The most important fieldwork experience in the ESS repertoire however, is Tambopata. This annual weeklong pilgrimage to the Tambopata Research Centre is the highlight of the course and key to the student learning experience. When we experience, we learn, and what we learn through experience, we’re unlikely to forget. In 2002, the Field Studies Council (FSC) released a report titled: Teaching Outside the Classroom: Is it heading for extinction? In the report, the FSC stressed it was time for fieldwork to become a compulsory facet of education. In ESS we feel the value is undeniable and that there are a multitude of educational advantages.

Fieldwork has a positive impact on long-term memory as the fieldwork setting is engaging, and memorable. It serves as a living laboratory for all of our students, who benefit from a high diversity of habitats, species, and cultural activities right on their front doorstep. It is the perfect place to learn about techniques for data collection and study design—highly transferrable skills that the students need to master. This facilitates opportunities to interact with local stakeholders who have a vested interest in the environment—including fishermen, conservationists, agriculturalists, and scientists. Exchanges with these individuals help students understand the value of natural habitats and importance of problems emerging at the intersection of ecology and society. They explore issues related to ecology, evolution, conservation, geomorphology, and animal behaviour, while also learning about the historical, social, and economic relationships between humans and nature.

Fieldwork – that is, learning directly in the untidy and messy real world outside the classroom – is an essential component of environmental education. There is no substitute for ‘real-world’ learning. OFSTED is perfectly clear about the value of fieldwork: “Schools should recognise the value of fieldwork for improving standards and achievement” (OFSTED, 2008)

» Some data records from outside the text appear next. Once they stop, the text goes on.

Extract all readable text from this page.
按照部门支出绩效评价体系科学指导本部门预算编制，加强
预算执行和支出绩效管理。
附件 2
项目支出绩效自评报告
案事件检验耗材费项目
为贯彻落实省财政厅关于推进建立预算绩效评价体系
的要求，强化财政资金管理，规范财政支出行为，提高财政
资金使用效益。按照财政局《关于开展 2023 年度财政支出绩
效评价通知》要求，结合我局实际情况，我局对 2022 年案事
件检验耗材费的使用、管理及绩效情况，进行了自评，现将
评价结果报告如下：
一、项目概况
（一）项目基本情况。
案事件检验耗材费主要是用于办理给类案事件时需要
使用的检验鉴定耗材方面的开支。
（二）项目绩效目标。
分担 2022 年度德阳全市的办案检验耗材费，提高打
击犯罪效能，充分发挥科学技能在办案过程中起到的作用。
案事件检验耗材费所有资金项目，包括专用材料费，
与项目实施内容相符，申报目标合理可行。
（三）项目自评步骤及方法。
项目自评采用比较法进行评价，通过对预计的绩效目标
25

Personal growth and the development of social skills is evident in data gathering and the questionnaires students construct whilst at TRC and reinforces the interconnectedness between affective and cognitive learning providing a platform for continuing higher learning skills as they are inspired by the environment.

Tambopata is a unique opportunity to learn about the realities of biological sciences through personal engagement and conversations with field experts, guides and resident experts. There is also a chance to demonstrate progression of skills, and the development of participants as both environmentalists and scientists. The outcomes also offer further opportunities for personalisation of learning, and it is well recognised that a more sensory experience aids memory and meta-cognition. The mental ‘anchoring’ in the memory of wading through a swamp in neck high murky water, walking through a river in search of fish, feeling the sweat drip off the end of your nose whilst watching in awe as a troop of spider monkeys swing past and sketching a colpa of hundreds of parrots and macaws in a myriad of colours are all examples of this.

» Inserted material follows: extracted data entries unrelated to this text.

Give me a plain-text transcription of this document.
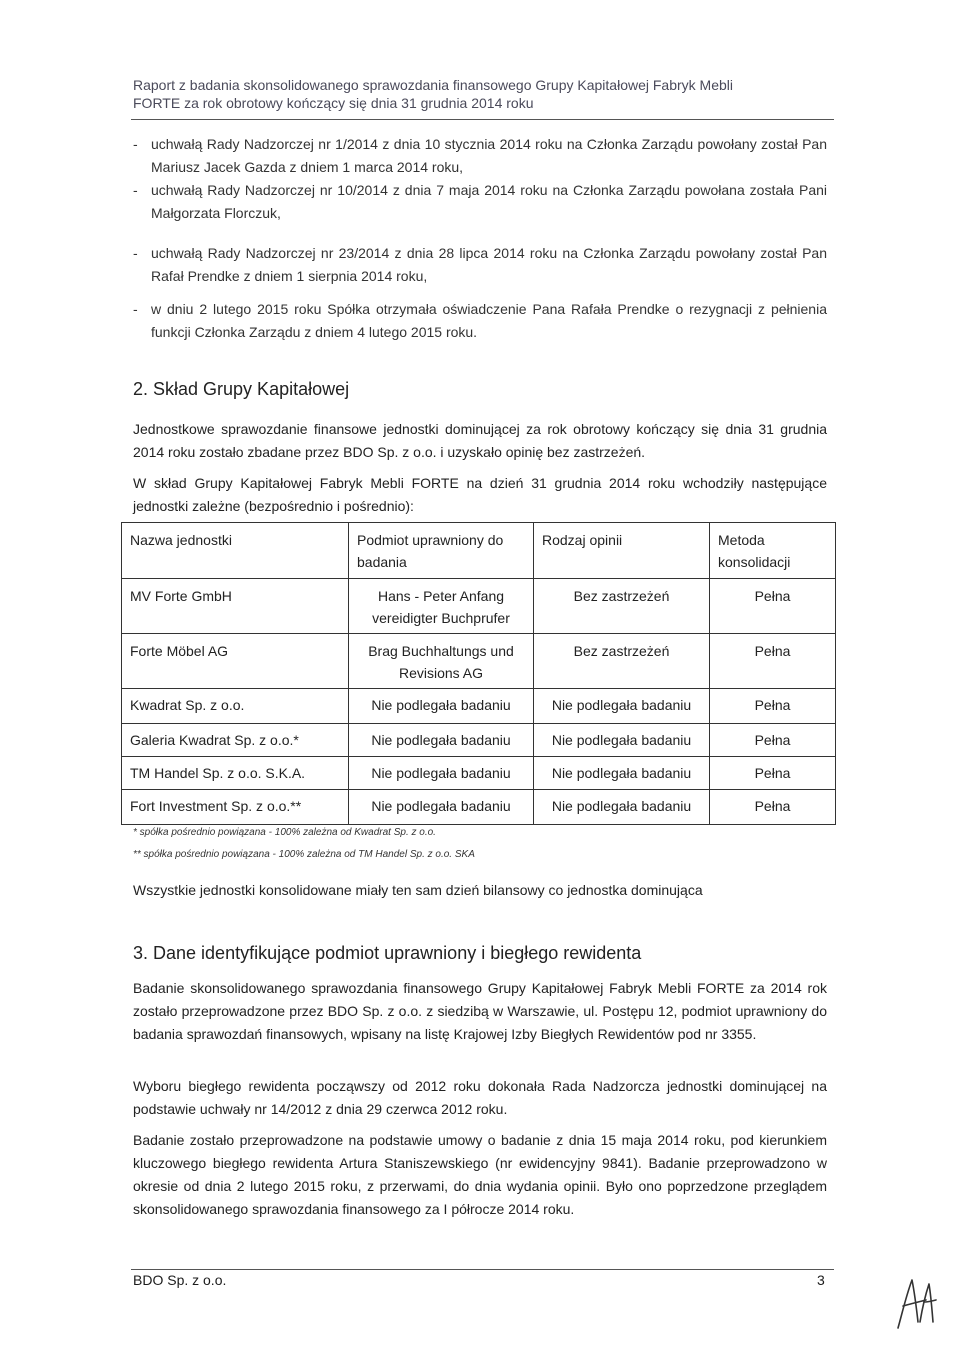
Raport z badania skonsolidowanego sprawozdania finansowego Grupy Kapitałowej Fabryk Mebli
FORTE za rok obrotowy kończący się dnia 31 grudnia 2014 roku
- uchwałą Rady Nadzorczej nr 1/2014 z dnia 10 stycznia 2014 roku na Członka Zarządu powołany został Pan Mariusz Jacek Gazda z dniem 1 marca 2014 roku,
- uchwałą Rady Nadzorczej nr 10/2014 z dnia 7 maja 2014 roku na Członka Zarządu powołana została Pani Małgorzata Florczuk,
- uchwałą Rady Nadzorczej nr 23/2014 z dnia 28 lipca 2014 roku na Członka Zarządu powołany został Pan Rafał Prendke z dniem 1 sierpnia 2014 roku,
- w dniu 2 lutego 2015 roku Spółka otrzymała oświadczenie Pana Rafała Prendke o rezygnacji z pełnienia funkcji Członka Zarządu z dniem 4 lutego 2015 roku.
2. Skład Grupy Kapitałowej
Jednostkowe sprawozdanie finansowe jednostki dominującej za rok obrotowy kończący się dnia 31 grudnia 2014 roku zostało zbadane przez BDO Sp. z o.o. i uzyskało opinię bez zastrzeżeń.
W skład Grupy Kapitałowej Fabryk Mebli FORTE na dzień 31 grudnia 2014 roku wchodziły następujące jednostki zależne (bezpośrednio i pośrednio):
Nazwa jednostki	Podmiot uprawniony do badania	Rodzaj opinii	Metoda konsolidacji
MV Forte GmbH	Hans - Peter Anfang vereidigter Buchprufer	Bez zastrzeżeń	Pełna
Forte Möbel AG	Brag Buchhaltungs und Revisions AG	Bez zastrzeżeń	Pełna
Kwadrat Sp. z o.o.	Nie podlegała badaniu	Nie podlegała badaniu	Pełna
Galeria Kwadrat Sp. z o.o.*	Nie podlegała badaniu	Nie podlegała badaniu	Pełna
TM Handel Sp. z o.o. S.K.A.	Nie podlegała badaniu	Nie podlegała badaniu	Pełna
Fort Investment Sp. z o.o.**	Nie podlegała badaniu	Nie podlegała badaniu	Pełna
* spółka pośrednio powiązana - 100% zależna od Kwadrat Sp. z o.o.
** spółka pośrednio powiązana - 100% zależna od TM Handel Sp. z o.o. SKA
Wszystkie jednostki konsolidowane miały ten sam dzień bilansowy co jednostka dominująca
3. Dane identyfikujące podmiot uprawniony i biegłego rewidenta
Badanie skonsolidowanego sprawozdania finansowego Grupy Kapitałowej Fabryk Mebli FORTE za 2014 rok zostało przeprowadzone przez BDO Sp. z o.o. z siedzibą w Warszawie, ul. Postępu 12, podmiot uprawniony do badania sprawozdań finansowych, wpisany na listę Krajowej Izby Biegłych Rewidentów pod nr 3355.
Wyboru biegłego rewidenta począwszy od 2012 roku dokonała Rada Nadzorcza jednostki dominującej na podstawie uchwały nr 14/2012 z dnia 29 czerwca 2012 roku.
Badanie zostało przeprowadzone na podstawie umowy o badanie z dnia 15 maja 2014 roku, pod kierunkiem kluczowego biegłego rewidenta Artura Staniszewskiego (nr ewidencyjny 9841). Badanie przeprowadzono w okresie od dnia 2 lutego 2015 roku, z przerwami, do dnia wydania opinii. Było ono poprzedzone przeglądem skonsolidowanego sprawozdania finansowego za I półrocze 2014 roku.
BDO Sp. z o.o.	3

The social media element of the trip allows students to share blogs, WhatsApp and photos that not only celebrate the habitats in which they are working, but also discuss the challenges associated with finding innovative ways to deal with unexpected investigative problems, and tackling complex environmental problems like climate change, biodiversity loss, pollution, mining and population pressure. Long after our return from Tambopata students are still swopping videos, memes, jokes and photographs of the experience ensuring that the experience is embedded cognitively in a multitude of different ways.

From a social viewpoint a school’s most valuable resource is its teaching staff, and time spent talking to students outside the classroom is vital in forming positive student teacher relationships that can only be enhanced through shared experiences. Fieldwork moves beyond the two dimensional aspects of PowerPoint and worksheet learning as students will always have had had experiential learning.